Uno de los mayores desafíos sigue siendo el Ministerio Público. En teoría, debe conducir jurídicamente las investigaciones y construir casos sólidos para llevar ante los tribunales. En la práctica, es el embudo donde la justicia se atora.
Los hallazgos más recientes de Causa en Común muestran que las fiscalías mantienen rezagos en capacitación, certificación y desarrollo profesional, así como capacidades insuficientes de investigación criminal. A ello se suma la debilidad de los servicios periciales, la escasez de policías de investigación y el desaprovechamiento de miles de policías municipales que conocen su territorio, identifican patrones delictivos y generan información que rara vez se incorpora a las investigaciones. En otras palabras, la reforma procesal avanzó más rápido que las instituciones encargadas de hacerla funcionar.

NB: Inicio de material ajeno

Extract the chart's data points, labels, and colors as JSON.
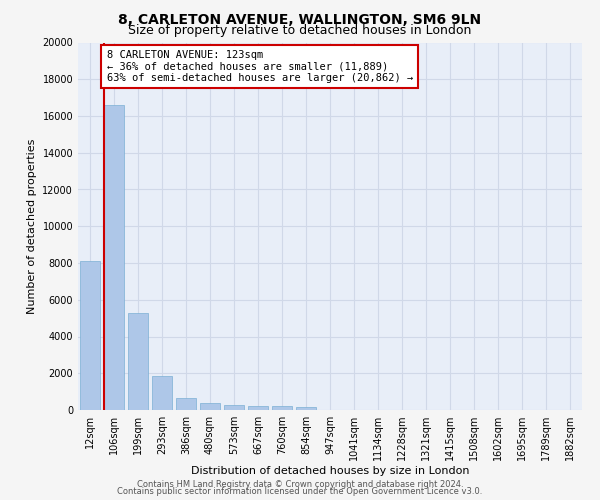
{
  "title": "8, CARLETON AVENUE, WALLINGTON, SM6 9LN",
  "subtitle": "Size of property relative to detached houses in London",
  "xlabel": "Distribution of detached houses by size in London",
  "ylabel": "Number of detached properties",
  "categories": [
    "12sqm",
    "106sqm",
    "199sqm",
    "293sqm",
    "386sqm",
    "480sqm",
    "573sqm",
    "667sqm",
    "760sqm",
    "854sqm",
    "947sqm",
    "1041sqm",
    "1134sqm",
    "1228sqm",
    "1321sqm",
    "1415sqm",
    "1508sqm",
    "1602sqm",
    "1695sqm",
    "1789sqm",
    "1882sqm"
  ],
  "values": [
    8100,
    16600,
    5300,
    1850,
    650,
    380,
    280,
    220,
    220,
    150,
    0,
    0,
    0,
    0,
    0,
    0,
    0,
    0,
    0,
    0,
    0
  ],
  "bar_color": "#aec7e8",
  "bar_edgecolor": "#7bafd4",
  "property_line_color": "#cc0000",
  "annotation_text": "8 CARLETON AVENUE: 123sqm\n← 36% of detached houses are smaller (11,889)\n63% of semi-detached houses are larger (20,862) →",
  "annotation_box_edgecolor": "#cc0000",
  "annotation_box_facecolor": "#ffffff",
  "ylim": [
    0,
    20000
  ],
  "yticks": [
    0,
    2000,
    4000,
    6000,
    8000,
    10000,
    12000,
    14000,
    16000,
    18000,
    20000
  ],
  "footer_line1": "Contains HM Land Registry data © Crown copyright and database right 2024.",
  "footer_line2": "Contains public sector information licensed under the Open Government Licence v3.0.",
  "plot_bg_color": "#e8eef8",
  "fig_bg_color": "#f5f5f5",
  "grid_color": "#d0d8e8",
  "title_fontsize": 10,
  "subtitle_fontsize": 9,
  "ylabel_fontsize": 8,
  "xlabel_fontsize": 8,
  "tick_fontsize": 7,
  "annotation_fontsize": 7.5,
  "footer_fontsize": 6
}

Frente a estas deficiencias, la respuesta política de los últimos años ha sido ampliar los delitos que ameritan prisión preventiva oficiosa. Si la justicia no funciona, pareciera que la solución es encarcelar a más personas. Sin embargo, la ampliación de la prisión preventiva no resuelve el problema; lo agrava. En 2025, la población penitenciaria creció en casi 21 mil personas y, al cierre de 2024, casi la mitad de quienes estaban en prisión sin sentencia enfrentaban prisión preventiva oficiosa. México sigue apostando por encarcelar más, en lugar de investigar mejor.
La impunidad no inicia en las salas de audiencia. Nace mucho antes, cuando un delito no se investiga, una evidencia se pierde, una víctima no recibe atención o una carpeta se integra sin los elementos necesarios para sostener una acusación.

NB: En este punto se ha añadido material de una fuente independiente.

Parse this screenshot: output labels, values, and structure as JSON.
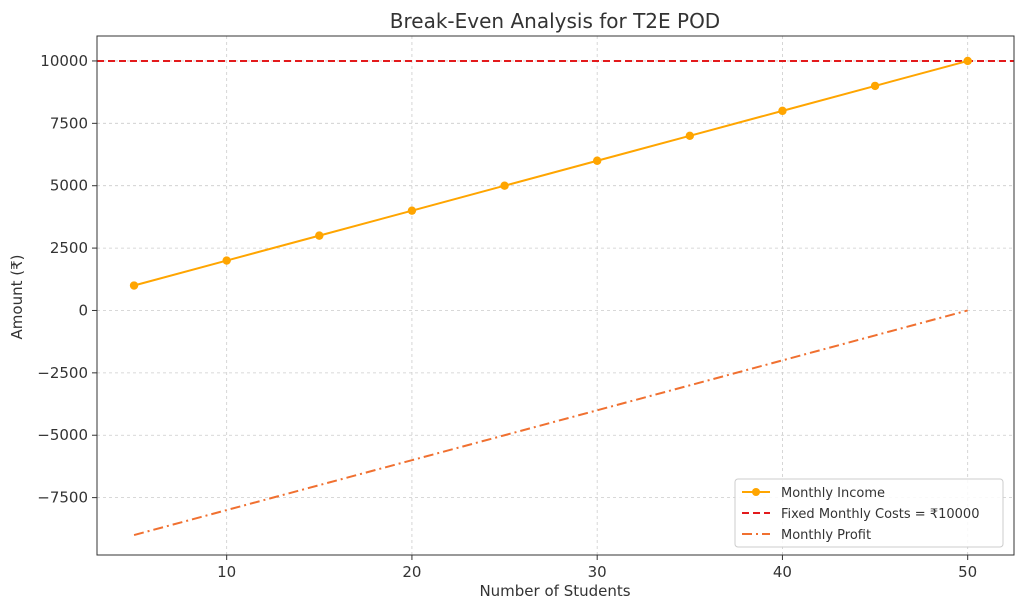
{
  "chart_data": {
    "type": "line",
    "title": "Break-Even Analysis for T2E POD",
    "xlabel": "Number of Students",
    "ylabel": "Amount (₹)",
    "xlim": [
      3,
      52.5
    ],
    "ylim": [
      -9800,
      11000
    ],
    "x_ticks": [
      10,
      20,
      30,
      40,
      50
    ],
    "y_ticks": [
      -7500,
      -5000,
      -2500,
      0,
      2500,
      5000,
      7500,
      10000
    ],
    "y_tick_labels": [
      "−7500",
      "−5000",
      "−2500",
      "0",
      "2500",
      "5000",
      "7500",
      "10000"
    ],
    "grid": true,
    "legend_position": "bottom-right",
    "x": [
      5,
      10,
      15,
      20,
      25,
      30,
      35,
      40,
      45,
      50
    ],
    "series": [
      {
        "name": "Monthly Income",
        "style": "solid-marker",
        "color": "#FFA500",
        "values": [
          1000,
          2000,
          3000,
          4000,
          5000,
          6000,
          7000,
          8000,
          9000,
          10000
        ]
      },
      {
        "name": "Fixed Monthly Costs = ₹10000",
        "style": "dashed-horizontal",
        "color": "#E31A1C",
        "value": 10000
      },
      {
        "name": "Monthly Profit",
        "style": "dashdot",
        "color": "#F07030",
        "values": [
          -9000,
          -8000,
          -7000,
          -6000,
          -5000,
          -4000,
          -3000,
          -2000,
          -1000,
          0
        ]
      }
    ]
  }
}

A diez años de la implementación nacional del SJPA, la discusión ya no debería centrarse en si el modelo es demasiado garantista o demasiado flexible. La verdadera pregunta es si México ha construido las instituciones necesarias para que funcione.
El juicio oral llegó. No obstante, lo que sigue pendiente son fiscalías capaces, policías profesionales, servicios periciales robustos y una investigación criminal eficaz. Diez años después de aquella madrugada de junio de 2016, el reto sigue siendo el mismo que advirtió el presidente de la Suprema Corte: hacerlo realidad.